Kilka tygodni i kilka godzin po prezentacji wyników finansowych spółki z Cupertino za drugi kwartał fiskalny roku, jeden z największych inwestorów spółki Carl Icahn sprzedał wszystkie posiadane udziały w firmie zapewnienie, że Apple boryka się z dużymi problemami na kontynencie azjatyckim, problemami, które były dalekie od rozwiązania i które zmusiły prezesa Apple do podróży do Chin pod koniec tego miesiąca, aby spotkać się z czołowymi przywódcami chińskiego rządu.
Pojawiają się obawy o spółkę i jej długoterminową przyszłość inni duzi inwestorzy ponownie zastanawiają się nad swoją pozycją w spółce. Jako ostatni dokonał tego David Tepper, właściciel kilku funduszy inwestycyjnych, który twierdzi, że sprzedał wszystkie posiadane akcje spółki. Według publikacji Business Insider UK, David Tepper pozbył się wszystkich swoich stanowisk w firmie. Tepper posiadał 1,26 miliona akcji Apple o wartości około 133 milionów dolarów.
Jednak niedawny spadek wartości akcji Apple, wraz z niedawnym spadkiem sprzedaży firmy, skłonił Teppera do sprzedaży wszystkich swoich pozycji. Ostatni raz przychody firmy spadły w 2003 roku.
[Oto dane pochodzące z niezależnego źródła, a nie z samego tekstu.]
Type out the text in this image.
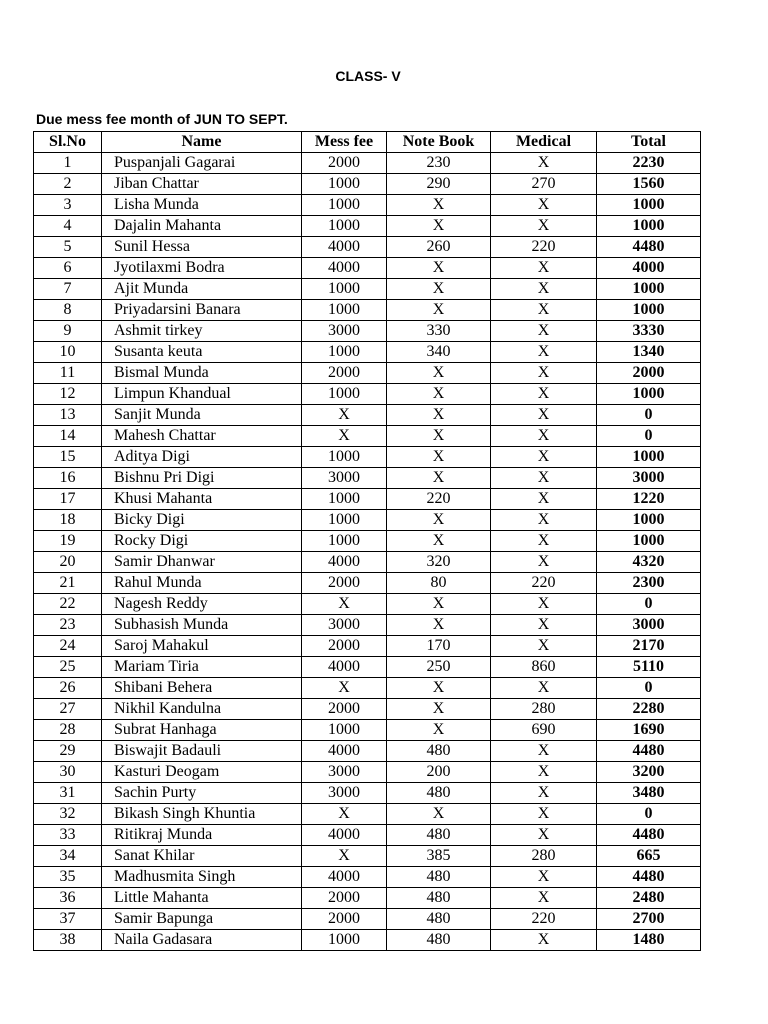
CLASS- V
Due mess fee month of JUN TO SEPT.
Sl.No	Name	Mess fee	Note Book	Medical	Total
1	Puspanjali Gagarai	2000	230	X	2230
2	Jiban Chattar	1000	290	270	1560
3	Lisha Munda	1000	X	X	1000
4	Dajalin Mahanta	1000	X	X	1000
5	Sunil Hessa	4000	260	220	4480
6	Jyotilaxmi Bodra	4000	X	X	4000
7	Ajit Munda	1000	X	X	1000
8	Priyadarsini Banara	1000	X	X	1000
9	Ashmit tirkey	3000	330	X	3330
10	Susanta keuta	1000	340	X	1340
11	Bismal Munda	2000	X	X	2000
12	Limpun Khandual	1000	X	X	1000
13	Sanjit Munda	X	X	X	0
14	Mahesh Chattar	X	X	X	0
15	Aditya Digi	1000	X	X	1000
16	Bishnu Pri Digi	3000	X	X	3000
17	Khusi Mahanta	1000	220	X	1220
18	Bicky Digi	1000	X	X	1000
19	Rocky Digi	1000	X	X	1000
20	Samir Dhanwar	4000	320	X	4320
21	Rahul Munda	2000	80	220	2300
22	Nagesh Reddy	X	X	X	0
23	Subhasish Munda	3000	X	X	3000
24	Saroj Mahakul	2000	170	X	2170
25	Mariam Tiria	4000	250	860	5110
26	Shibani Behera	X	X	X	0
27	Nikhil Kandulna	2000	X	280	2280
28	Subrat Hanhaga	1000	X	690	1690
29	Biswajit Badauli	4000	480	X	4480
30	Kasturi Deogam	3000	200	X	3200
31	Sachin Purty	3000	480	X	3480
32	Bikash Singh Khuntia	X	X	X	0
33	Ritikraj Munda	4000	480	X	4480
34	Sanat Khilar	X	385	280	665
35	Madhusmita Singh	4000	480	X	4480
36	Little Mahanta	2000	480	X	2480
37	Samir Bapunga	2000	480	220	2700
38	Naila Gadasara	1000	480	X	1480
Do tego dochodzą problemy, z którymi boryka się Apple po zamknięciu iTunes Movies i iBooks Store bez wyraźnego powodu innego niż cenzura kraju, stanowią one znaczną redukcję przyszłych dochodów, których firma oczekiwała w kraju. Najwyraźniej Tepper zwraca uwagę na Facebooka i Bank of America, których w ostatnich tygodniach kupił kilka milionów akcji po sprzedaży akcji spółki.